Le tableau ci-dessous nous montre le revenu et les dépenses d'une personne âgée de moins de 55 ans :

Tiré de: http://www.bfs.admin.ch/

Avec ce tableau, nous pouvons constater que le revenu d'une personne âgée de moins de 55 ans est plus élevé que celui d'un ménage comportant un rentier; par contre, il est possible de voir une augmentation des dépenses. Ceci est surement dû au fait que ces ménages sont constitués de famille. En effet, lorsqu'un ménage comporte un enfant, les dépenses ont tendance à augmenter. Lorsqu'on soustrait le revenu par les dépenses, on obtient une somme de 1'423 francs. Ce montant est calculé pour les besoins secondaires.

Si l'on compare ces deux tableaux, nous constatons que les pourcentages des différentes dépenses ne varient pas énormément, alors que la somme restante pour les ménages constitués de famille (environ 2.5 personnes) est nettement plus élevée qu'un ménage de retraités (environ 1.5 personnes).

Il est difficile de juger si oui ou non le niveau de vie d'un rentier est bon, car ces deux tableaux sont une moyenne du revenu des rentiers et ne reflètent pas exactement la réalité ; pour exemple, une personne ayant un très bon revenu fait monter la moyenne. De plus, le revenu de transfert est propre à chaque personne, c'est-à-dire, le deuxième pilier peut différencier de beaucoup entre deux rentiers. A cela s'ajoute encore le troisième pilier; ce dernier est facultatif, mais peut passablement augmenter la moyenne. De plus, les rentiers peuvent avoir une autre source de revenu que la rente; par exemple, un rentier peut avoir un bien immobilier et recevoir un loyer chaque mois. Cela augmentera son niveau de vie et également la moyenne. Pour les retraités n'ayant que la rente comme revenu, l'Etat a mis en place différentes possibilités d'aide, par exemples des prestations complémentaire ou encore des rabais pour un certain nombre d'activités.
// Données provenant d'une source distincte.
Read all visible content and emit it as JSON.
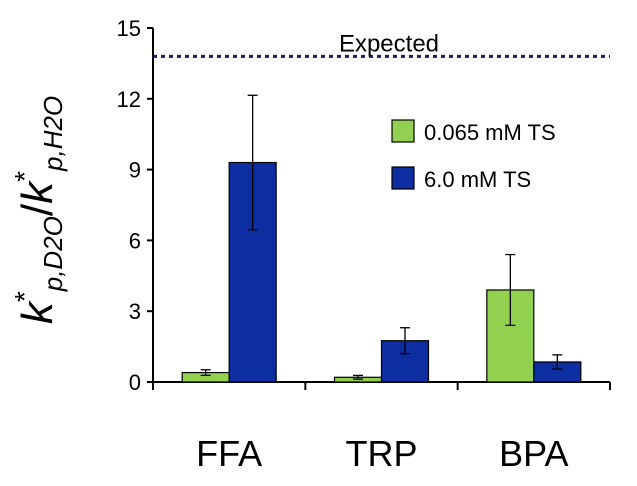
{
  "chart_data": {
    "type": "bar",
    "categories": [
      "FFA",
      "TRP",
      "BPA"
    ],
    "series": [
      {
        "name": "0.065 mM TS",
        "color": "#92d050",
        "values": [
          0.4,
          0.2,
          3.9
        ],
        "errors": [
          0.12,
          0.08,
          1.5
        ]
      },
      {
        "name": "6.0 mM TS",
        "color": "#0d2ea0",
        "values": [
          9.3,
          1.75,
          0.85
        ],
        "errors": [
          2.85,
          0.55,
          0.3
        ]
      }
    ],
    "ylabel": {
      "base1": "k",
      "sup1": "*",
      "sub1": "p,D2O",
      "slash": "/",
      "base2": "k",
      "sup2": "*",
      "sub2": "p,H2O"
    },
    "ylim": [
      0,
      15
    ],
    "yticks": [
      "0",
      "3",
      "6",
      "9",
      "12",
      "15"
    ],
    "reference_line": {
      "label": "Expected",
      "value": 13.8,
      "color": "#1a1a6e",
      "style": "dotted"
    },
    "legend": {
      "position": "top-right"
    },
    "grid": false
  }
}
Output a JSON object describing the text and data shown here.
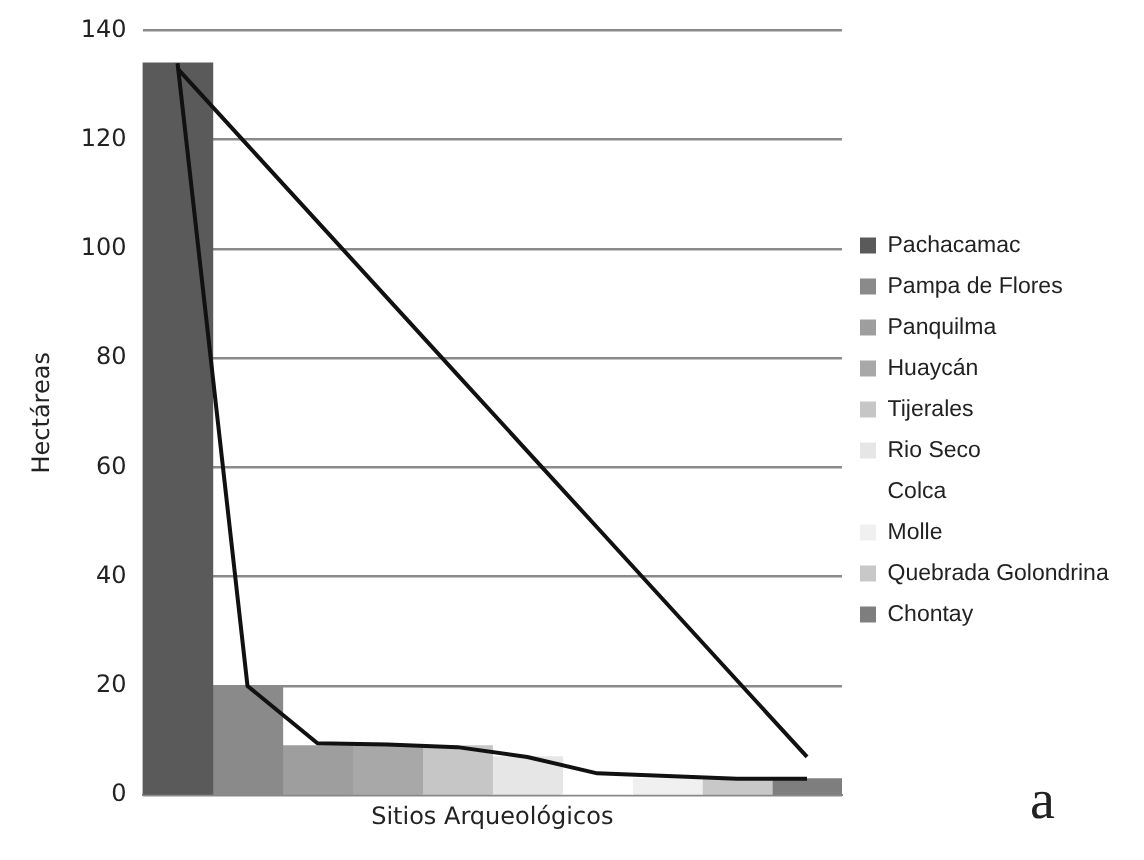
{
  "chart_data": {
    "type": "bar",
    "xlabel": "Sitios Arqueológicos",
    "ylabel": "Hectáreas",
    "categories": [
      null,
      null,
      null,
      null,
      null,
      null,
      null,
      null,
      null,
      null
    ],
    "series": [
      {
        "name": "Pachacamac",
        "color": "#5a5a5a",
        "values": [
          134,
          null,
          null,
          null,
          null,
          null,
          null,
          null,
          null,
          null
        ]
      },
      {
        "name": "Pampa de Flores",
        "color": "#8a8a8a",
        "values": [
          null,
          20,
          null,
          null,
          null,
          null,
          null,
          null,
          null,
          null
        ]
      },
      {
        "name": "Panquilma",
        "color": "#9e9e9e",
        "values": [
          null,
          null,
          9,
          null,
          null,
          null,
          null,
          null,
          null,
          null
        ]
      },
      {
        "name": "Huaycán",
        "color": "#a8a8a8",
        "values": [
          null,
          null,
          null,
          9,
          null,
          null,
          null,
          null,
          null,
          null
        ]
      },
      {
        "name": "Tijerales",
        "color": "#c6c6c6",
        "values": [
          null,
          null,
          null,
          null,
          9,
          null,
          null,
          null,
          null,
          null
        ]
      },
      {
        "name": "Rio Seco",
        "color": "#e6e6e6",
        "values": [
          null,
          null,
          null,
          null,
          null,
          7,
          null,
          null,
          null,
          null
        ]
      },
      {
        "name": "Colca",
        "color": "#ffffff",
        "values": [
          null,
          null,
          null,
          null,
          null,
          null,
          4,
          null,
          null,
          null
        ]
      },
      {
        "name": "Molle",
        "color": "#f0f0f0",
        "values": [
          null,
          null,
          null,
          null,
          null,
          null,
          null,
          3,
          null,
          null
        ]
      },
      {
        "name": "Quebrada Golondrina",
        "color": "#c8c8c8",
        "values": [
          null,
          null,
          null,
          null,
          null,
          null,
          null,
          null,
          3,
          null
        ]
      },
      {
        "name": "Chontay",
        "color": "#7e7e7e",
        "values": [
          null,
          null,
          null,
          null,
          null,
          null,
          null,
          null,
          null,
          3
        ]
      },
      {
        "type": "line",
        "color": "#111111",
        "values": [
          134,
          20,
          9.5,
          9.3,
          8.8,
          7,
          4,
          3.5,
          3,
          3
        ]
      },
      {
        "type": "line",
        "color": "#111111",
        "values": [
          133,
          119,
          105,
          91,
          77,
          63,
          49,
          35,
          21,
          7
        ]
      }
    ],
    "ylim": [
      0,
      140
    ],
    "yticks": [
      0,
      20,
      40,
      60,
      80,
      100,
      120,
      140
    ],
    "grid": "y",
    "legend": "right",
    "tick_labels": "y",
    "marker": "none",
    "annotations": [
      "a"
    ]
  }
}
Il faut aussi noter qu'en général, les personnes âgées ne paient pas un loyer énorme étant donné qu'ils y habitent depuis longtemps. De plus, les personnes modifient leurs activités divertissantes en fonction de leur âge, ce qui peut impliquer une diminution des coûts.

En conclusion, le niveau de vie d'un rentier dépend de plusieurs facteurs; si un rentier a épargner durant des années, il n'aura certainement pas de difficultés financières, ou s'il a un revenu externe comme par exemple un loyer du bien immobilier qu'il dispose. En revanche, un rentier qui n'a pas pu économiser durant sa vie active peut avoir des difficultés financières lors de sa retraite. De plus, il faut également penser à l'hypothèse où des personnes retirent leur deuxième pilier pour devenir indépendant, ils n'auront alors pas leur deuxième pilier à disposition pour leur retraite. D'après l'émission « Temps Présent » qui date du 21 octobre 2010, près d'un retraité AVS sur six vit dans un état de pauvreté. La rente AVS ne leur suffit pas à couvrir leurs besoins vitaux, ils doivent alors faire appel aux aides complémentaires qui allègent leurs difficultés. Cette émission nous montre le contraste entre les statistiques et la réalité.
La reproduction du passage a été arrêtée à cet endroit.